Food historians disagree about the origins of Brussels sprouts.  One camp contends that a plant very similar to the modern day vegetable was known to classic Greek scholars, making it a probable candidate for early introduction into northern Europe during the period of Roman expansion.  Others contend it was not described until 1587 where it is mentioned in one of the early herbals. It was introduced to Louisiana by the French Acadians who were expelled from the Low Country of Eastern Canada in an early example of ethnic cleansing during the years between 1755 and 1763. Thomas Jefferson grew it at Monticello about 1800, probably from seed obtained from his European friends. 

Brussels sprouts seem to be enjoying a comeback today as more health-conscious consumers look for variety in their diets.  They contain high amounts of vitamin A, C, folic acid and dietary fiber. And some research indicates they may help protect against colon cancer. Modern breeding techniques have succeeded in reducing the levels of a class of compounds called glucosinolates which are responsible for bitterness and are partly responsible for the increased popularity of the vegetable. 

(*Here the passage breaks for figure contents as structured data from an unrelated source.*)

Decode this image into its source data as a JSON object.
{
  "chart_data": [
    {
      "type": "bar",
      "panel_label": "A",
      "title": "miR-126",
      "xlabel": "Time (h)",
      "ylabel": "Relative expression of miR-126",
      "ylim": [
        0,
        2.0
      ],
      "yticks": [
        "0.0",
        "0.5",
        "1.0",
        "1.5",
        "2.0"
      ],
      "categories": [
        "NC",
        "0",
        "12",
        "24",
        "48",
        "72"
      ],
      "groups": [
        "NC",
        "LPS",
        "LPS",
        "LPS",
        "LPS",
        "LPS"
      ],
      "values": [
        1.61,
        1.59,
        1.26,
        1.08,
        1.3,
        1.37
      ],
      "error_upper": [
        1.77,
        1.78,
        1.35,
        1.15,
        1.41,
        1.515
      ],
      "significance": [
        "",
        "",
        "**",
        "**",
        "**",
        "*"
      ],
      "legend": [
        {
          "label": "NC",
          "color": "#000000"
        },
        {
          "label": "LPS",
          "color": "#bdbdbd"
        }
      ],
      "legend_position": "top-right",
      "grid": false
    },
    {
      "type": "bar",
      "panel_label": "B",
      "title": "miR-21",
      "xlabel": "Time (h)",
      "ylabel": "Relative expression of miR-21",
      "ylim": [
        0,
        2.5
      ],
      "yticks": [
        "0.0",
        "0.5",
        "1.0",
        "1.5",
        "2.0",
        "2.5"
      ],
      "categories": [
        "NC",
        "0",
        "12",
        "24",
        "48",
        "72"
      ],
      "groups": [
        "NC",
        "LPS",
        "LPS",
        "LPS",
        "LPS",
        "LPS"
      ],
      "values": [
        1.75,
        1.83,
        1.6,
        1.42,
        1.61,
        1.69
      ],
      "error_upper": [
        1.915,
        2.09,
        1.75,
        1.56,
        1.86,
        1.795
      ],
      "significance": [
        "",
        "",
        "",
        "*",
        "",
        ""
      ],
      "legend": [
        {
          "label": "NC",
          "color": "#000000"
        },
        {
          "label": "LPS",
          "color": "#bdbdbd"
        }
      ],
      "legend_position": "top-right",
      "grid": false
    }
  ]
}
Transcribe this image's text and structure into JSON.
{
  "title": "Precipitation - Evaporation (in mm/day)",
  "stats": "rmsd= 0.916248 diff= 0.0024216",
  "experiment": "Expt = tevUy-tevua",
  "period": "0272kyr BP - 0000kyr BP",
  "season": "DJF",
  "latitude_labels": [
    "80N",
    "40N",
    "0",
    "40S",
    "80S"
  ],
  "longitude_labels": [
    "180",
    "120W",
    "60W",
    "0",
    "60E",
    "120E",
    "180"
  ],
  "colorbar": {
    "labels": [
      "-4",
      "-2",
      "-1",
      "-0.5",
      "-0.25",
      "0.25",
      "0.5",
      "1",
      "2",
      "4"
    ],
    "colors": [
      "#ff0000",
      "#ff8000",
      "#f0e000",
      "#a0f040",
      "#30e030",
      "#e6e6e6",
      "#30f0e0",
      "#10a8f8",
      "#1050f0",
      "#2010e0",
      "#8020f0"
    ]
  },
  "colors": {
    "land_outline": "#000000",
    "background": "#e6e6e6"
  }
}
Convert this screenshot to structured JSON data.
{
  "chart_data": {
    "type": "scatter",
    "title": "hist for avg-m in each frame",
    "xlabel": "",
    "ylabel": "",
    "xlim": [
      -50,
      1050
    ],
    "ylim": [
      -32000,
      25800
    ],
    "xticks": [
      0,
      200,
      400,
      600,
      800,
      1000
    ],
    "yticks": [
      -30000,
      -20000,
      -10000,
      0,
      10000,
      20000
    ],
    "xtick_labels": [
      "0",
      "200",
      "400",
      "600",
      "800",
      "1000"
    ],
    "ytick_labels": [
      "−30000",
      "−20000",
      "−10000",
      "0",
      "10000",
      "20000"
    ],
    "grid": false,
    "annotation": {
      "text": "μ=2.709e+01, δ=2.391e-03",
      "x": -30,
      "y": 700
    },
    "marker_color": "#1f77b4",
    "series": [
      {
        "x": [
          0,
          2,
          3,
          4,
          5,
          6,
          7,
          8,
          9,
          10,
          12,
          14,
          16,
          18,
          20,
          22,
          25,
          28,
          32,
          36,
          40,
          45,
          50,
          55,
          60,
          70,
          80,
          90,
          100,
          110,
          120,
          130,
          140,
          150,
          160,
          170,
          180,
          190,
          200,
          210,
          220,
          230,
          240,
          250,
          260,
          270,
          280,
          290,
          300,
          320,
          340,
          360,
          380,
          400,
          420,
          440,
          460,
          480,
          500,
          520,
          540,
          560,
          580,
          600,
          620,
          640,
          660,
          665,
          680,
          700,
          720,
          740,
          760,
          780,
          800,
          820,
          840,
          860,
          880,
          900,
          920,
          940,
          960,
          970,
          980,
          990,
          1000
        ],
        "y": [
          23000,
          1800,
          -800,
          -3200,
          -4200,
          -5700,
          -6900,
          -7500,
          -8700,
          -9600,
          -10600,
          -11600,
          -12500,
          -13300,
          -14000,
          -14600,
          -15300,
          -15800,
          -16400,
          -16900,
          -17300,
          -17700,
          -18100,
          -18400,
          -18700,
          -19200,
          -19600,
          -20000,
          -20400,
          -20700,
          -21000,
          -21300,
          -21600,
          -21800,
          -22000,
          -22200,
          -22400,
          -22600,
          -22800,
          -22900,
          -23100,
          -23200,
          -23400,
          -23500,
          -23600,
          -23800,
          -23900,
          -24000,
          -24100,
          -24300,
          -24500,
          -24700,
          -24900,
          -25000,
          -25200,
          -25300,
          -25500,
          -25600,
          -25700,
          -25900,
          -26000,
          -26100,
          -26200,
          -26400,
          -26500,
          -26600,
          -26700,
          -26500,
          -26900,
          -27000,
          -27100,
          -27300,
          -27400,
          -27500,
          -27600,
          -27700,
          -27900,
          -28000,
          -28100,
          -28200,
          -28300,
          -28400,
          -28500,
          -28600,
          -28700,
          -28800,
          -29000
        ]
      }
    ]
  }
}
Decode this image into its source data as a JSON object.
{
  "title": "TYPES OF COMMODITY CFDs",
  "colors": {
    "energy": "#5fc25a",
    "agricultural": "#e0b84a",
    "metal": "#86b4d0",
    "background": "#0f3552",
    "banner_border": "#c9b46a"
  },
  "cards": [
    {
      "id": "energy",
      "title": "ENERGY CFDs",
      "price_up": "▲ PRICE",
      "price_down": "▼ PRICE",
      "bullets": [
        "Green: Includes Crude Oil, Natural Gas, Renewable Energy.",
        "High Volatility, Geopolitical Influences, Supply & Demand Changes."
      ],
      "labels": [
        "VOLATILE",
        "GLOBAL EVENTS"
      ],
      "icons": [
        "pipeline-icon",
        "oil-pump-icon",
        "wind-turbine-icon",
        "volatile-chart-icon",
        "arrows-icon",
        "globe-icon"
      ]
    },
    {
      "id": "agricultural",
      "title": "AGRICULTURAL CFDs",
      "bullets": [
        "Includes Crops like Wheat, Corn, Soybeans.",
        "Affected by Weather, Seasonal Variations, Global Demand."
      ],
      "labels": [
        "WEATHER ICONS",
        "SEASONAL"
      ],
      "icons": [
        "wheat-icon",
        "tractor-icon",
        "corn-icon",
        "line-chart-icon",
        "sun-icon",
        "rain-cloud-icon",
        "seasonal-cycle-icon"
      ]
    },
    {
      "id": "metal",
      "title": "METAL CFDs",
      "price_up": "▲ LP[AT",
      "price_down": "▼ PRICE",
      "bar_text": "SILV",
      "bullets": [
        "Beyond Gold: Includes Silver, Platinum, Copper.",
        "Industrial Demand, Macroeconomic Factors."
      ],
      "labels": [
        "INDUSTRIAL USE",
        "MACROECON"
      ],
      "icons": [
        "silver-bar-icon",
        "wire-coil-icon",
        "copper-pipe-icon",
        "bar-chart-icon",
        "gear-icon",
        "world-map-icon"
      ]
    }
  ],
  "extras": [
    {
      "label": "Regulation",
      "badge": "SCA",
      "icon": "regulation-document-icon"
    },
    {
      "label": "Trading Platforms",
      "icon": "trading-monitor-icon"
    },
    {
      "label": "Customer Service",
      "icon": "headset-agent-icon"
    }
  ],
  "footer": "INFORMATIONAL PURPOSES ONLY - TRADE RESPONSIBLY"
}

Brussels sprouts are a slow-growing cool weather vegetable that can be grown in any reasonably good garden soil. They can be grown as an early spring crop with plants set out in mid February with sprout production occurring during the early summer or as a fall crop with transplants going to the ground in late July and production occurring until the first hard freeze in early winter. In the southern half of Arkansas, plants will overwinter most years and continue producing throughout the coldest months. 

Being a member of the cabbage clan, Brussels sprouts are afflicted by all manner of insects and diseases.  The most serious and common of these is the cabbage looper, which can do considerable damage to the foliage, but because the plants are so tough, there will usually be some yield.